Desde que a imprensa internacional denunciou o governo norte-americano pela
coleta indiscriminada de dados telefônicos e, especialmente, das atividades
pessoais em populares sites e serviços da internet, a linha tênue entre a
realidade e a ficção cientifica foi cruzada.
O cinema popularizou a história de um estado onipresente e totalitário com o
filme "1984", baseado no romance de George Orwell.

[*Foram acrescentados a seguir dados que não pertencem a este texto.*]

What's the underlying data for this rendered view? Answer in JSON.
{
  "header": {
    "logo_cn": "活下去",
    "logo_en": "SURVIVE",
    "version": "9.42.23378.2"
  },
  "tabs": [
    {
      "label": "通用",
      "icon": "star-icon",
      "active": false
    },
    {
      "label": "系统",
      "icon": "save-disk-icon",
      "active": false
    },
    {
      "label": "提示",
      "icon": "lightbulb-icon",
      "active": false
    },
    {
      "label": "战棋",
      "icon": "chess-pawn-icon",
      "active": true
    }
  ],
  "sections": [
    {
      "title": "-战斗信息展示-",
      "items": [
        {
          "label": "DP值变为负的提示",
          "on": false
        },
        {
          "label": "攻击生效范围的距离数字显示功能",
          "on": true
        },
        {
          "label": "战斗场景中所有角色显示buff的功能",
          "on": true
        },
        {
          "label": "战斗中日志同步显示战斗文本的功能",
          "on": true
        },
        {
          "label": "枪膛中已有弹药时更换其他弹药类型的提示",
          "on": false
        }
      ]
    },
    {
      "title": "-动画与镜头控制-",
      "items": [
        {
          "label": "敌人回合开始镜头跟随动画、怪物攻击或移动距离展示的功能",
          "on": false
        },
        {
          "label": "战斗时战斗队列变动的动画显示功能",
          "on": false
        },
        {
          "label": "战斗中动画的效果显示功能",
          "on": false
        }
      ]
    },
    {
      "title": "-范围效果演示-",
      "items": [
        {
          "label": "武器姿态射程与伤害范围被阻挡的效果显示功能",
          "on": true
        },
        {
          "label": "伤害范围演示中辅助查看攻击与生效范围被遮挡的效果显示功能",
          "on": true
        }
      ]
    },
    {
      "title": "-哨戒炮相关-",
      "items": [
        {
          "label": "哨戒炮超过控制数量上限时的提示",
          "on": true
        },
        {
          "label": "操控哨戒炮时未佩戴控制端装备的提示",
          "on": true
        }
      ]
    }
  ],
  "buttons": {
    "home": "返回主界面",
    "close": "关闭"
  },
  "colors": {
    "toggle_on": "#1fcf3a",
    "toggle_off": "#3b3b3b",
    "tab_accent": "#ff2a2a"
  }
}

Também chamou a atenção de
milhões de espectadores para a discussão da privacidade e da manipulação de
dados pessoais com a trama "Inimigo de Estado", de 1998.
Na mesma época em que a internet comercial se popularizava no país, na ficção
Will Smith era perseguido por ter provas contra um esquema que pretendia aprovar
uma lei autorizando a vigilância irrestrita das atividades digitais nos Estados
Unidos.
Na vida real, essa lei foi aprovada em 2001, nas entrelinhas do chamado ato
USA Patriot Act, com objetivo oficial de "unir e fortalecer a América,
fornecendo instrumentos apropriados requeridos para interceptar e obstruir o
terrorismo".
Para especialistas em internet e crimes digitais, a coleta de dados feita
pelo governo de Barack Obama, presidente dos Estados Unidos, não tem nada de
ilegal.
"Ainda que possa chocar ou parecer invasivo, tudo isso que está sendo
discutido, noticiado e feito nos Estados Unidos está dentro do procedimento
legislativo normal e regular", garante o advogado Renato Ópice Blum, professor
de Direito Eletrônico na Universidade de São Paulo e na Fundação Getúlio Vargas,
além de vice-presidente da Comissão de Crimes Eletrônicos da OAB de São Paulo.
Para ele, o problema está no controle de informações de quem vive fora dos
Estados Unidos. Isso porque, gigantes da internet como Google, Facebook, Apple,
PalTalk, AOL, Skype e YouTube, citados como fontes dos dados, não atendem apenas
a usuários norte-americanos.
"O que acontece é que os serviços envolvidos são usados por pessoas do mundo
inteiro. E então encontramos diferentes leis em diferentes países e diferentes
comportamentos", enfatiza.
Para o advogado, a falta de regulamentações e leis internacionais claras
dificulta qualquer ação jurídica.
BRASILEIROS
Dados de brasileiros também podem ter sido coletados pelo governo
norte-americano por meio do programa secreto Prism.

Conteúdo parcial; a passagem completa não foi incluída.